A recent decision in the New South Wales Supreme Court in which a series of fines were issued for breaches of Chain of Responsibility (COR) fatigue laws has demonstrated the increasingly wide reach of COR prosecutions.

Not only were fines issued to the company but also to the directors and employees of the company personally.

In the judgment1 of Justice Garling handed down on 27 June 2014, the Court fined South Penrith Sand & Soil Pty Ltd (SPSS), its owners and directors (Peter John Spiteri and Tienie Spiteri) and also Jason Roberts who was employed as the company scheduler.


In early 2010, two SPSS trucks were involved in major road accidents, one on the M4 Motorway and the other on the M7 Motorway. As a consequence of those accidents the Roads and Maritime Services NSW (RMS) commenced an investigation into the business practices of the company. This investigation centred on fatigue management, reasonable working hours and the business practices in this area generally.

The investigation uncovered that there were no systems or practices in place addressing fatigue management for the Company’s drivers nor practices regulating driving hours by reference to the reasonable driving hours prescribed by law. It appeared that the company (who primarily transported quarry products) scheduled jobs purely in response to commercial considerations, rather than taking into account safe working practices as required by the legislation.

Multiple Fines

Of particular interest in this case were the fines issued to Mr Roberts for breaches of section 50 of the Road Transport (General) Act 2005 (NSW) which sets out the duties of Schedulers to take all reasonable steps to ensure drivers do not drive while impaired by fatigue and/or in breach of their “work and rest hours option”.

Whilst the individual amounts of the fines to Mr Roberts paled in comparison to those issued to the Company and the directors, he was issued with separate fines for each breach identified during the investigation period as well as ordered to pay the costs of the prosecutor in relation to the proceeding brought against him.

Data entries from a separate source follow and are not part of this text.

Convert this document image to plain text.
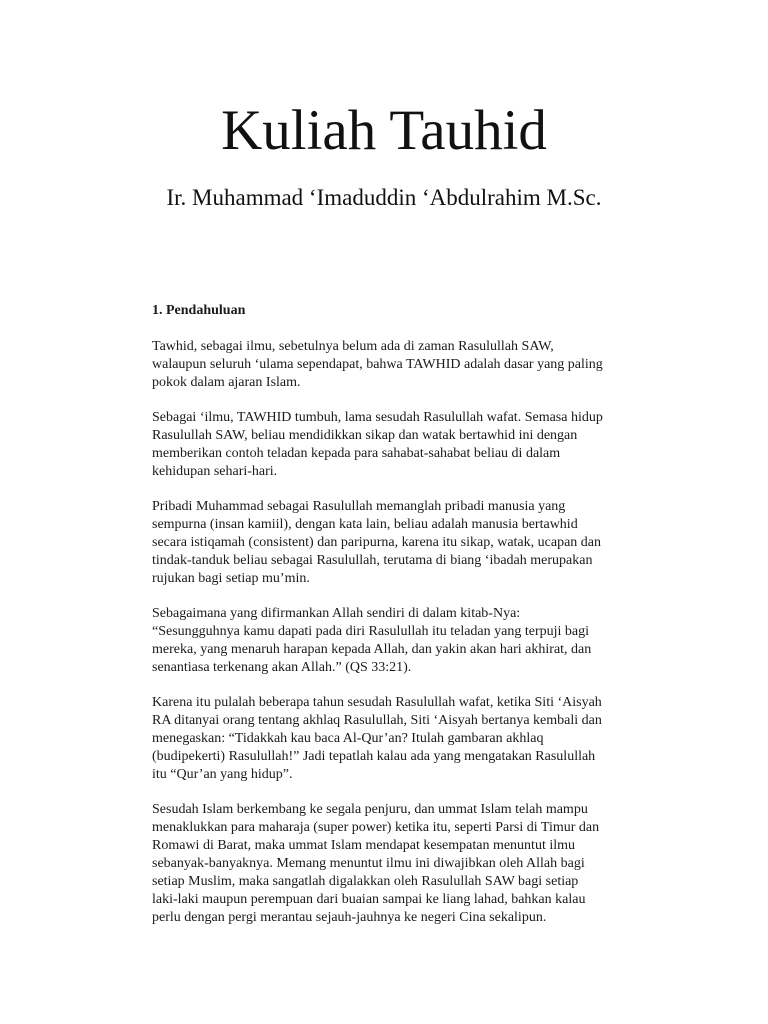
Kuliah Tauhid
Ir. Muhammad ‘Imaduddin ‘Abdulrahim M.Sc.

1. Pendahuluan

Tawhid, sebagai ilmu, sebetulnya belum ada di zaman Rasulullah SAW,
walaupun seluruh ‘ulama sependapat, bahwa TAWHID adalah dasar yang paling
pokok dalam ajaran Islam.

Sebagai ‘ilmu, TAWHID tumbuh, lama sesudah Rasulullah wafat. Semasa hidup
Rasulullah SAW, beliau mendidikkan sikap dan watak bertawhid ini dengan
memberikan contoh teladan kepada para sahabat-sahabat beliau di dalam
kehidupan sehari-hari.

Pribadi Muhammad sebagai Rasulullah memanglah pribadi manusia yang
sempurna (insan kamiil), dengan kata lain, beliau adalah manusia bertawhid
secara istiqamah (consistent) dan paripurna, karena itu sikap, watak, ucapan dan
tindak-tanduk beliau sebagai Rasulullah, terutama di biang ‘ibadah merupakan
rujukan bagi setiap mu’min.

Sebagaimana yang difirmankan Allah sendiri di dalam kitab-Nya:
“Sesungguhnya kamu dapati pada diri Rasulullah itu teladan yang terpuji bagi
mereka, yang menaruh harapan kepada Allah, dan yakin akan hari akhirat, dan
senantiasa terkenang akan Allah.” (QS 33:21).

Karena itu pulalah beberapa tahun sesudah Rasulullah wafat, ketika Siti ‘Aisyah
RA ditanyai orang tentang akhlaq Rasulullah, Siti ‘Aisyah bertanya kembali dan
menegaskan: “Tidakkah kau baca Al-Qur’an? Itulah gambaran akhlaq
(budipekerti) Rasulullah!” Jadi tepatlah kalau ada yang mengatakan Rasulullah
itu “Qur’an yang hidup”.

Sesudah Islam berkembang ke segala penjuru, dan ummat Islam telah mampu
menaklukkan para maharaja (super power) ketika itu, seperti Parsi di Timur dan
Romawi di Barat, maka ummat Islam mendapat kesempatan menuntut ilmu
sebanyak-banyaknya. Memang menuntut ilmu ini diwajibkan oleh Allah bagi
setiap Muslim, maka sangatlah digalakkan oleh Rasulullah SAW bagi setiap
laki-laki maupun perempuan dari buaian sampai ke liang lahad, bahkan kalau
perlu dengan pergi merantau sejauh-jauhnya ke negeri Cina sekalipun.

The sting in the tail of such prosecutions which transport operators often fail to consider (apart from substantial costs orders) is the cumulative effect of fines which are often issued for each individual breach rather than for the behaviour as a whole. When considered together the sum of these fines can be substantial.

In this instance, apart from costs orders, Garling J handed out:

  1. 8 fines to the company totalling $42,900;
  2. a total of 20 fines to the two directors totalling $40,800; and
  3. 12 fines to the Scheduler totalling $5,050

Fortunately, the conduct the subject of the charges spanned the period of just one month.

In handing down his decision, Justice Garling took account of several mitigating factors including the early adoption of guilty pleas by the defendants as well as steps taken by the company since the investigation to make the business compliant with its COR obligations.